I think it’s also very much in the tradition of, for example, Toni Morrison, that I’m always writing toward—will never reach, but I’m always writing toward and thinking about her work—real things, real hauntings, real flight/flying, not imagined things. Surrealism, to me, is a reality.
Estelle: Recurrence and perenniality permeate this book. I think “The Holiday” is a great example of this, the never-ending holiday being celebrated throughout the novel. Can you speak on what this represents for you?
Scodellaro: There’s so much about ritual that is interesting to me—about passing something down, even if it’s something that is not fully understood, simply because it’s been happening for so long.
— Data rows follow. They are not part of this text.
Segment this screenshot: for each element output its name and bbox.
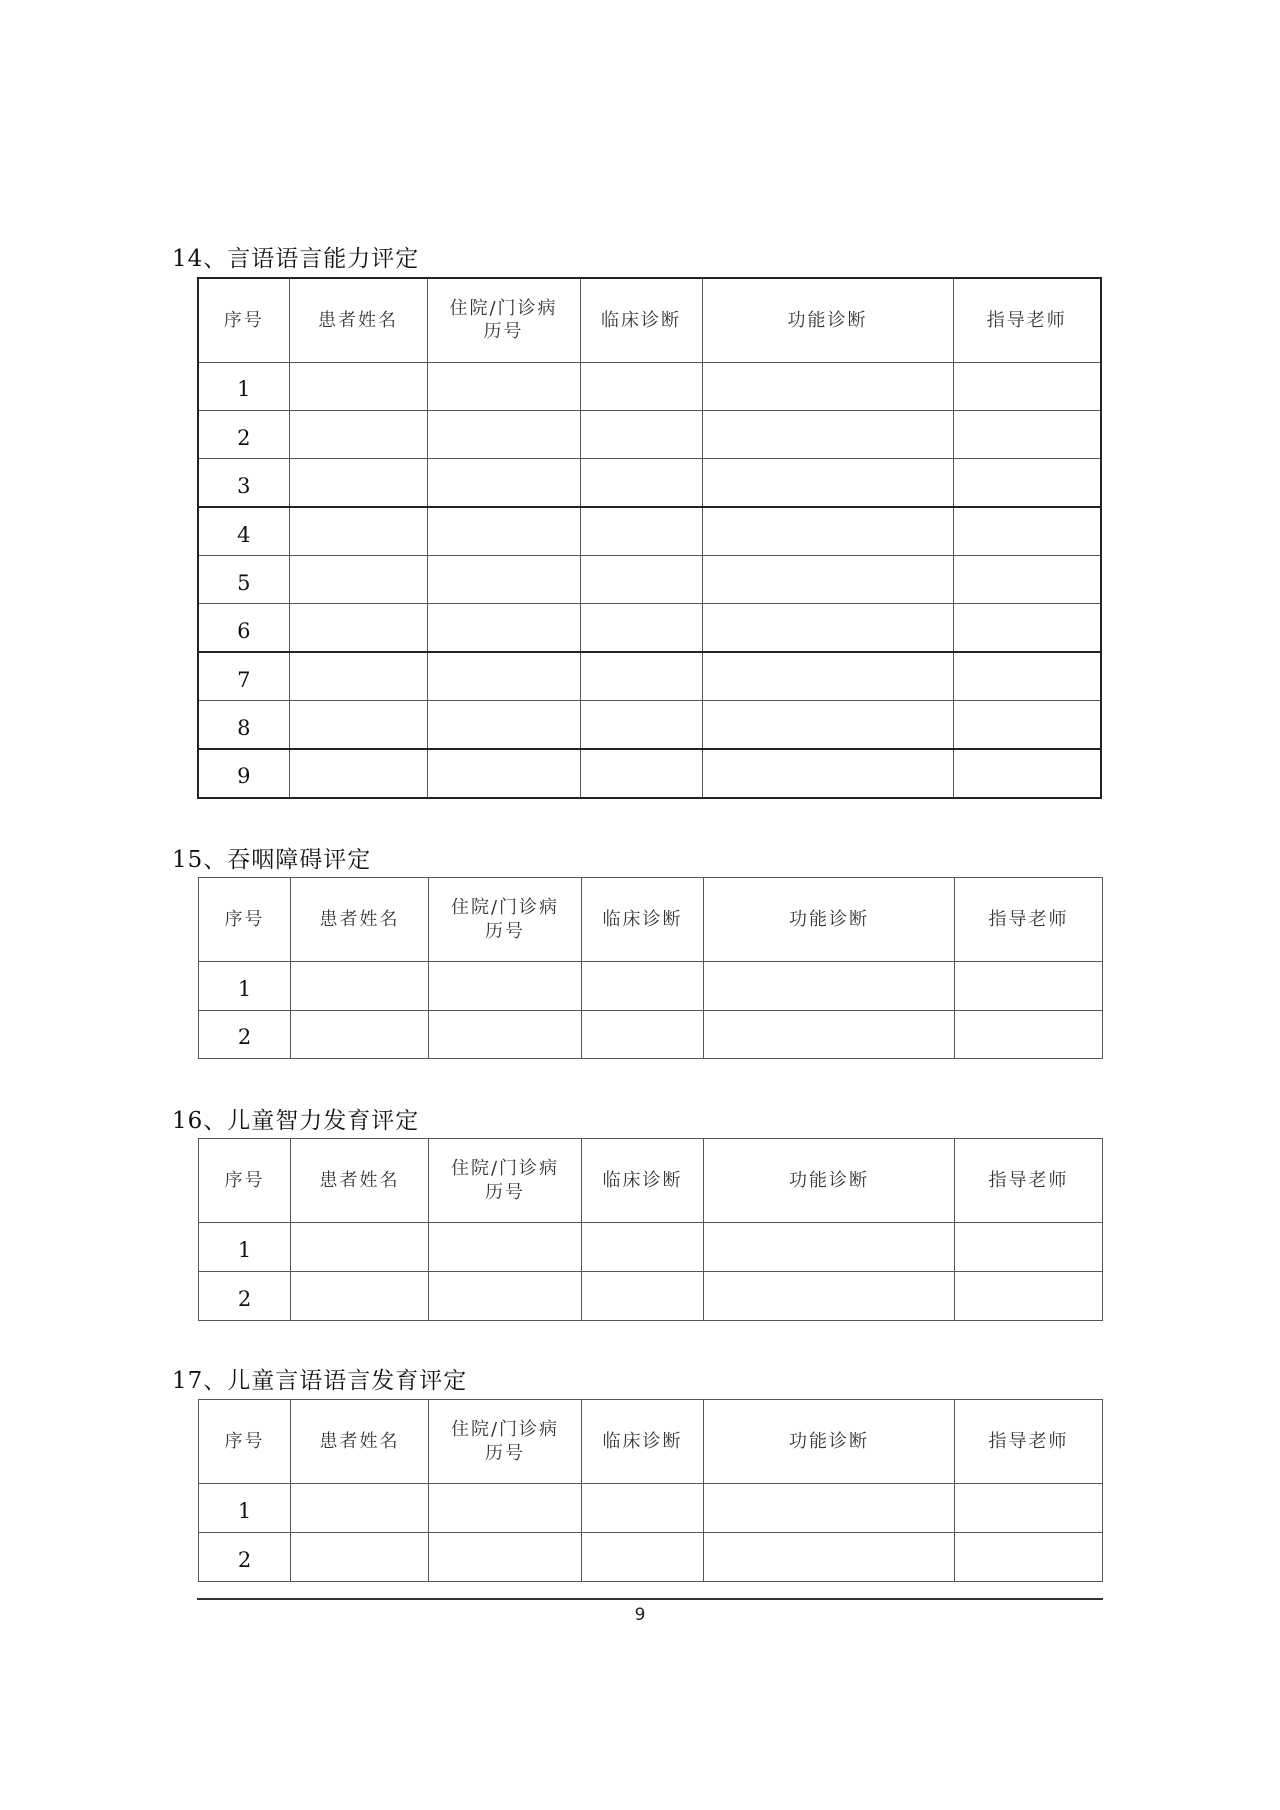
cell-serial-number: 4 bbox=[198, 507, 289, 555]
header-clinical-diagnosis: 临床诊断 bbox=[580, 278, 702, 362]
cell-clinical-diagnosis[interactable] bbox=[580, 459, 702, 507]
cell-supervising-teacher[interactable] bbox=[955, 1223, 1103, 1272]
cell-functional-diagnosis[interactable] bbox=[704, 962, 955, 1011]
cell-patient-name[interactable] bbox=[289, 749, 427, 797]
cell-clinical-diagnosis[interactable] bbox=[580, 749, 702, 797]
cell-serial-number: 2 bbox=[198, 410, 289, 458]
cell-record-number[interactable] bbox=[427, 652, 580, 700]
table-row bbox=[198, 362, 1101, 410]
cell-functional-diagnosis[interactable] bbox=[702, 749, 953, 797]
cell-functional-diagnosis[interactable] bbox=[702, 362, 953, 410]
table-row bbox=[198, 749, 1101, 797]
cell-functional-diagnosis[interactable] bbox=[702, 652, 953, 700]
section-title: 14、言语语言能力评定 bbox=[172, 246, 420, 272]
cell-record-number[interactable] bbox=[427, 604, 580, 652]
header-serial-number: 序号 bbox=[199, 1139, 291, 1223]
table-row bbox=[199, 1010, 1103, 1059]
cell-record-number[interactable] bbox=[427, 507, 580, 555]
cell-supervising-teacher[interactable] bbox=[953, 652, 1101, 700]
cell-supervising-teacher[interactable] bbox=[953, 507, 1101, 555]
header-supervising-teacher: 指导老师 bbox=[955, 1139, 1103, 1223]
table-header-row bbox=[198, 278, 1101, 362]
header-functional-diagnosis: 功能诊断 bbox=[704, 1400, 955, 1484]
cell-functional-diagnosis[interactable] bbox=[704, 1223, 955, 1272]
cell-patient-name[interactable] bbox=[289, 701, 427, 749]
cell-patient-name[interactable] bbox=[291, 1010, 429, 1059]
cell-serial-number: 3 bbox=[198, 459, 289, 507]
cell-functional-diagnosis[interactable] bbox=[704, 1484, 955, 1533]
cell-supervising-teacher[interactable] bbox=[953, 459, 1101, 507]
cell-clinical-diagnosis[interactable] bbox=[580, 604, 702, 652]
cell-patient-name[interactable] bbox=[289, 556, 427, 604]
cell-functional-diagnosis[interactable] bbox=[702, 459, 953, 507]
cell-patient-name[interactable] bbox=[291, 1223, 429, 1272]
table-row bbox=[199, 1223, 1103, 1272]
table-row bbox=[198, 652, 1101, 700]
cell-clinical-diagnosis[interactable] bbox=[582, 1484, 704, 1533]
cell-serial-number: 1 bbox=[199, 1484, 291, 1533]
cell-patient-name[interactable] bbox=[291, 962, 429, 1011]
section-title: 17、儿童言语语言发育评定 bbox=[172, 1368, 468, 1394]
cell-functional-diagnosis[interactable] bbox=[704, 1010, 955, 1059]
cell-supervising-teacher[interactable] bbox=[955, 1272, 1103, 1321]
cell-record-number[interactable] bbox=[429, 1223, 582, 1272]
cell-supervising-teacher[interactable] bbox=[955, 1533, 1103, 1582]
record-table bbox=[198, 1399, 1103, 1582]
cell-supervising-teacher[interactable] bbox=[953, 749, 1101, 797]
cell-supervising-teacher[interactable] bbox=[953, 556, 1101, 604]
cell-record-number[interactable] bbox=[427, 362, 580, 410]
cell-clinical-diagnosis[interactable] bbox=[580, 410, 702, 458]
header-patient-name: 患者姓名 bbox=[289, 278, 427, 362]
table-row bbox=[199, 1533, 1103, 1582]
header-record-number: 住院/门诊病 历号 bbox=[429, 1139, 582, 1223]
cell-functional-diagnosis[interactable] bbox=[704, 1272, 955, 1321]
cell-supervising-teacher[interactable] bbox=[953, 604, 1101, 652]
cell-supervising-teacher[interactable] bbox=[953, 362, 1101, 410]
cell-record-number[interactable] bbox=[427, 556, 580, 604]
cell-serial-number: 8 bbox=[198, 701, 289, 749]
header-serial-number: 序号 bbox=[198, 278, 289, 362]
cell-patient-name[interactable] bbox=[289, 507, 427, 555]
cell-clinical-diagnosis[interactable] bbox=[582, 962, 704, 1011]
table-row bbox=[198, 701, 1101, 749]
cell-serial-number: 1 bbox=[199, 1223, 291, 1272]
table-row bbox=[198, 556, 1101, 604]
header-supervising-teacher: 指导老师 bbox=[955, 1400, 1103, 1484]
cell-serial-number: 2 bbox=[199, 1010, 291, 1059]
cell-clinical-diagnosis[interactable] bbox=[580, 652, 702, 700]
cell-record-number[interactable] bbox=[427, 749, 580, 797]
cell-serial-number: 9 bbox=[198, 749, 289, 797]
table-row bbox=[198, 459, 1101, 507]
table-row bbox=[199, 962, 1103, 1011]
cell-record-number[interactable] bbox=[427, 410, 580, 458]
header-serial-number: 序号 bbox=[199, 1400, 291, 1484]
record-table bbox=[197, 277, 1102, 799]
table-header-row bbox=[199, 1400, 1103, 1484]
cell-clinical-diagnosis[interactable] bbox=[580, 556, 702, 604]
header-functional-diagnosis: 功能诊断 bbox=[704, 878, 955, 962]
cell-record-number[interactable] bbox=[427, 459, 580, 507]
cell-patient-name[interactable] bbox=[289, 410, 427, 458]
cell-supervising-teacher[interactable] bbox=[953, 701, 1101, 749]
header-supervising-teacher: 指导老师 bbox=[953, 278, 1101, 362]
table-header-row bbox=[199, 1139, 1103, 1223]
header-functional-diagnosis: 功能诊断 bbox=[704, 1139, 955, 1223]
cell-patient-name[interactable] bbox=[291, 1533, 429, 1582]
footer-divider bbox=[197, 1598, 1103, 1600]
cell-supervising-teacher[interactable] bbox=[953, 410, 1101, 458]
cell-patient-name[interactable] bbox=[289, 604, 427, 652]
cell-patient-name[interactable] bbox=[291, 1272, 429, 1321]
header-supervising-teacher: 指导老师 bbox=[955, 878, 1103, 962]
header-functional-diagnosis: 功能诊断 bbox=[702, 278, 953, 362]
section-title: 16、儿童智力发育评定 bbox=[172, 1108, 420, 1134]
cell-patient-name[interactable] bbox=[289, 362, 427, 410]
header-patient-name: 患者姓名 bbox=[291, 1139, 429, 1223]
cell-record-number[interactable] bbox=[429, 1010, 582, 1059]
cell-clinical-diagnosis[interactable] bbox=[582, 1010, 704, 1059]
table-header-row bbox=[199, 878, 1103, 962]
table-row bbox=[198, 604, 1101, 652]
cell-serial-number: 2 bbox=[199, 1533, 291, 1582]
cell-record-number[interactable] bbox=[429, 1533, 582, 1582]
cell-clinical-diagnosis[interactable] bbox=[580, 507, 702, 555]
cell-serial-number: 5 bbox=[198, 556, 289, 604]
cell-functional-diagnosis[interactable] bbox=[702, 507, 953, 555]
cell-clinical-diagnosis[interactable] bbox=[582, 1272, 704, 1321]
header-clinical-diagnosis: 临床诊断 bbox=[582, 1400, 704, 1484]
page-number: 9 bbox=[634, 1605, 646, 1625]
cell-patient-name[interactable] bbox=[289, 459, 427, 507]
cell-functional-diagnosis[interactable] bbox=[704, 1533, 955, 1582]
record-table bbox=[198, 1138, 1103, 1321]
header-record-number: 住院/门诊病 历号 bbox=[429, 1400, 582, 1484]
cell-patient-name[interactable] bbox=[289, 652, 427, 700]
cell-clinical-diagnosis[interactable] bbox=[582, 1223, 704, 1272]
table-row bbox=[198, 507, 1101, 555]
cell-patient-name[interactable] bbox=[291, 1484, 429, 1533]
cell-functional-diagnosis[interactable] bbox=[702, 604, 953, 652]
header-record-number: 住院/门诊病 历号 bbox=[429, 878, 582, 962]
cell-serial-number: 2 bbox=[199, 1272, 291, 1321]
cell-serial-number: 7 bbox=[198, 652, 289, 700]
header-clinical-diagnosis: 临床诊断 bbox=[582, 878, 704, 962]
cell-functional-diagnosis[interactable] bbox=[702, 410, 953, 458]
cell-record-number[interactable] bbox=[429, 1484, 582, 1533]
header-record-number: 住院/门诊病 历号 bbox=[427, 278, 580, 362]
cell-clinical-diagnosis[interactable] bbox=[580, 362, 702, 410]
cell-clinical-diagnosis[interactable] bbox=[580, 701, 702, 749]
header-patient-name: 患者姓名 bbox=[291, 878, 429, 962]
table-row bbox=[198, 410, 1101, 458]
cell-functional-diagnosis[interactable] bbox=[702, 701, 953, 749]
cell-record-number[interactable] bbox=[427, 701, 580, 749]
section-title: 15、吞咽障碍评定 bbox=[172, 847, 372, 873]
table-row bbox=[199, 1272, 1103, 1321]
cell-serial-number: 1 bbox=[198, 362, 289, 410]
header-patient-name: 患者姓名 bbox=[291, 1400, 429, 1484]
header-clinical-diagnosis: 临床诊断 bbox=[582, 1139, 704, 1223]
cell-record-number[interactable] bbox=[429, 962, 582, 1011]
header-serial-number: 序号 bbox=[199, 878, 291, 962]
cell-supervising-teacher[interactable] bbox=[955, 1484, 1103, 1533]
record-table bbox=[198, 877, 1103, 1059]
cell-functional-diagnosis[interactable] bbox=[702, 556, 953, 604]
cell-supervising-teacher[interactable] bbox=[955, 1010, 1103, 1059]
cell-serial-number: 6 bbox=[198, 604, 289, 652]
cell-supervising-teacher[interactable] bbox=[955, 962, 1103, 1011]
cell-serial-number: 1 bbox=[199, 962, 291, 1011]
cell-clinical-diagnosis[interactable] bbox=[582, 1533, 704, 1582]
table-row bbox=[199, 1484, 1103, 1533]
cell-record-number[interactable] bbox=[429, 1272, 582, 1321]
I think there’s something vital about it for the community. It’s a thread for them that is tethering them together. “The Holiday,” for them, is a celebration also, and the fact that it centers the women, it centers this film, it is generational.
It’s also about sustaining an oral tradition.
It’s about gossip. It’s about things that are overheard. It’s about sharing space, domestic space. It’s about the sharing of food. These traditions and recurrences help to keep the community connected and to continue thinking about what is surrounding them: for example, the violence of institutions and environmental racism. How can they stay unified or stay connected despite these circumstances?
Estelle: I’m curious how the act of listening contributes to your writing.
Scodellaro: Listening and sound are quite important [to me]. I think about ambient sound a lot—as mentioned, things that are overheard, heard in passing, music as a sonic landscape. I love thinking about sound and also the absence of sound; stillness, and quiet, and how to create that on the page; employing white space; and then again talking about the record of existence with the recordings and voices of the characters in part four, which encompasses all the sound of this community. These recordings encompassing what they are listening to, things they are reciting, books that they are reading, music that they’re listening to. So I think, again, to build this record of living, to layer—I’m interested in the things that can make up a life.